For instance, when Alice first comes to the table, she is told by the Hatter and the Hare that there is “no room, no room” at the table, even though they are bunched up at one end of it. (It would be nice for my purposes if they were at the far right, but in Tenniel’s illustration they are at the left.) The American table has room for many, but those who want to “take back America” don’t always sound like they want to share, especially with people who don’t look they they are supposed to look. “Your hair wants cutting,” says to Hatter to Alice, to which she replies, “You should learn not to make personal remarks. It’s very rude.”

In Carroll’s mad Tea Party, riddles are asked which have no answers and statements are made that don’t make any sense. Carroll reports that, in response to an enigmatic statement,

Alice felt dreadfully puzzled. The Hatter’s remark seemed to her to have no sort of meaning in it, and yet it was certainly English. “I don’t quite understand you,” she said as politely as she could.

The Mad Hatter also believes that reality can be manipulated.

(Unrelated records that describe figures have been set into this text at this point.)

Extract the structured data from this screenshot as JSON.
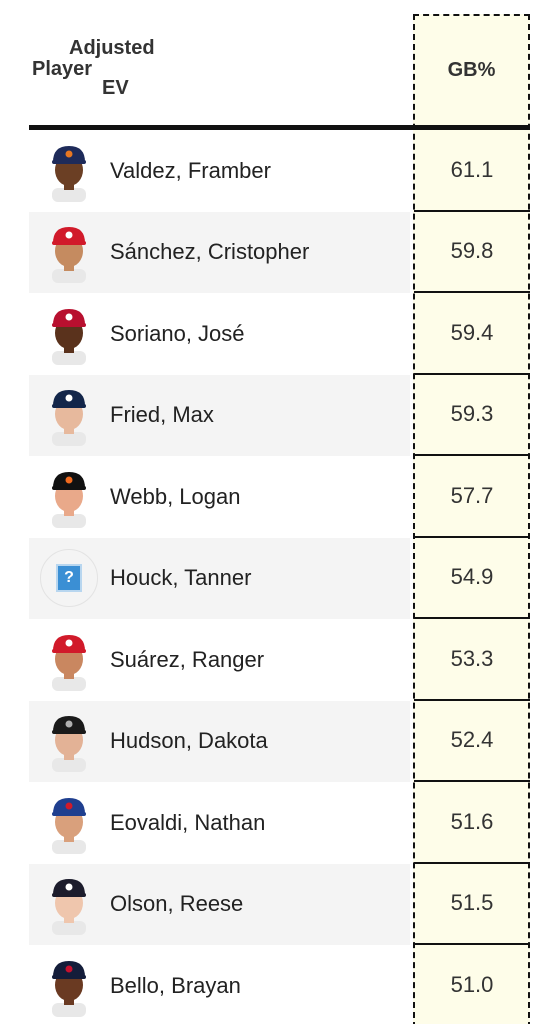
{
  "header": {
    "player": "Player",
    "adjusted": "Adjusted",
    "ev": "EV",
    "gb": "GB%"
  },
  "rows": [
    {
      "name": "Valdez, Framber",
      "gb": "61.1",
      "cap": "#1e2b5a",
      "logo": "#e87722",
      "skin": "#6b3f24"
    },
    {
      "name": "Sánchez, Cristopher",
      "gb": "59.8",
      "cap": "#d11a2a",
      "logo": "#ffffff",
      "skin": "#c58b60"
    },
    {
      "name": "Soriano, José",
      "gb": "59.4",
      "cap": "#b8102f",
      "logo": "#ffffff",
      "skin": "#5a321c"
    },
    {
      "name": "Fried, Max",
      "gb": "59.3",
      "cap": "#13264a",
      "logo": "#ffffff",
      "skin": "#e7b99d"
    },
    {
      "name": "Webb, Logan",
      "gb": "57.7",
      "cap": "#111111",
      "logo": "#f26b1f",
      "skin": "#e9a98a"
    },
    {
      "name": "Houck, Tanner",
      "gb": "54.9",
      "cap": "",
      "logo": "",
      "skin": "",
      "unknown": true
    },
    {
      "name": "Suárez, Ranger",
      "gb": "53.3",
      "cap": "#d11a2a",
      "logo": "#ffffff",
      "skin": "#c98760"
    },
    {
      "name": "Hudson, Dakota",
      "gb": "52.4",
      "cap": "#1a1a1a",
      "logo": "#b0b0b0",
      "skin": "#e3b296"
    },
    {
      "name": "Eovaldi, Nathan",
      "gb": "51.6",
      "cap": "#1f3f8f",
      "logo": "#d11a2a",
      "skin": "#d9a07c"
    },
    {
      "name": "Olson, Reese",
      "gb": "51.5",
      "cap": "#1c1c2c",
      "logo": "#ffffff",
      "skin": "#efc6ad"
    },
    {
      "name": "Bello, Brayan",
      "gb": "51.0",
      "cap": "#141d3a",
      "logo": "#c8102e",
      "skin": "#6a3a22"
    }
  ]
}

Take Time, for instance. If one is on good relations with it, he says, it will do whatever you want it to:

For instance, suppose it were nine o’clock in the morning. Just time to begin lessons: you’d only have to whisper a hint to Time, and round goes the clock in a twinkling! Half-past one, time for dinner!

Imagine if we could manipulate reality the same way. Whisper that the budget can be reduced while taxes are being cut and medicare and defense spending are retained as they are, whisper that carbon emissions do not cause climate change, whisper that the president is a foreign-born Kenyan-anti-colonialist jackbooted socialist thug –and—presto!—reality will “do almost anything you like.”

I’m even tempted to draw read the dormouse’s story as an allegory.  It is about three girls who live at the bottom of a treacle (molasses) well, consuming an unhealthy diet of treacle and drawing pictures only of things that begin with the letter “M.” Is this a case of people living in their own isolated world, feeding upon an unhealthy diet of what they have determined is best for them and singing only a single note?

Okay, I admit that’s stretching it. To be more serious, the American Tea Party seems to be less a coherent platform than a reaction to unsettling developments in the national and international scene. In response to bewildering technological advances, such as the 9-11 attacks, skyrocketing medical costs, unsettling globalization, and the rapid increase of non-white Americans (including a non-white president), it engages in various fantasies, some of them nostalgic, some of them paranoid.

Carroll’s own fantasy was also a reaction against a complicated world that was putting severe pressures upon his citizens. In response, he retreated to a childhood wonderland and imagined his heroine rebelling (but always with apparent innocence) against bossy adults, rigid rule systems, boring social obligations, insipid moralistic lessons, and the like.

At the end of the Tea Party scene, Alice is asked a question and then told that she shouldn’t talk. Having had enough, she walks off. “I’ll never go there again!” she says. “It’s the stupidest tea-party I ever was at in all my life!”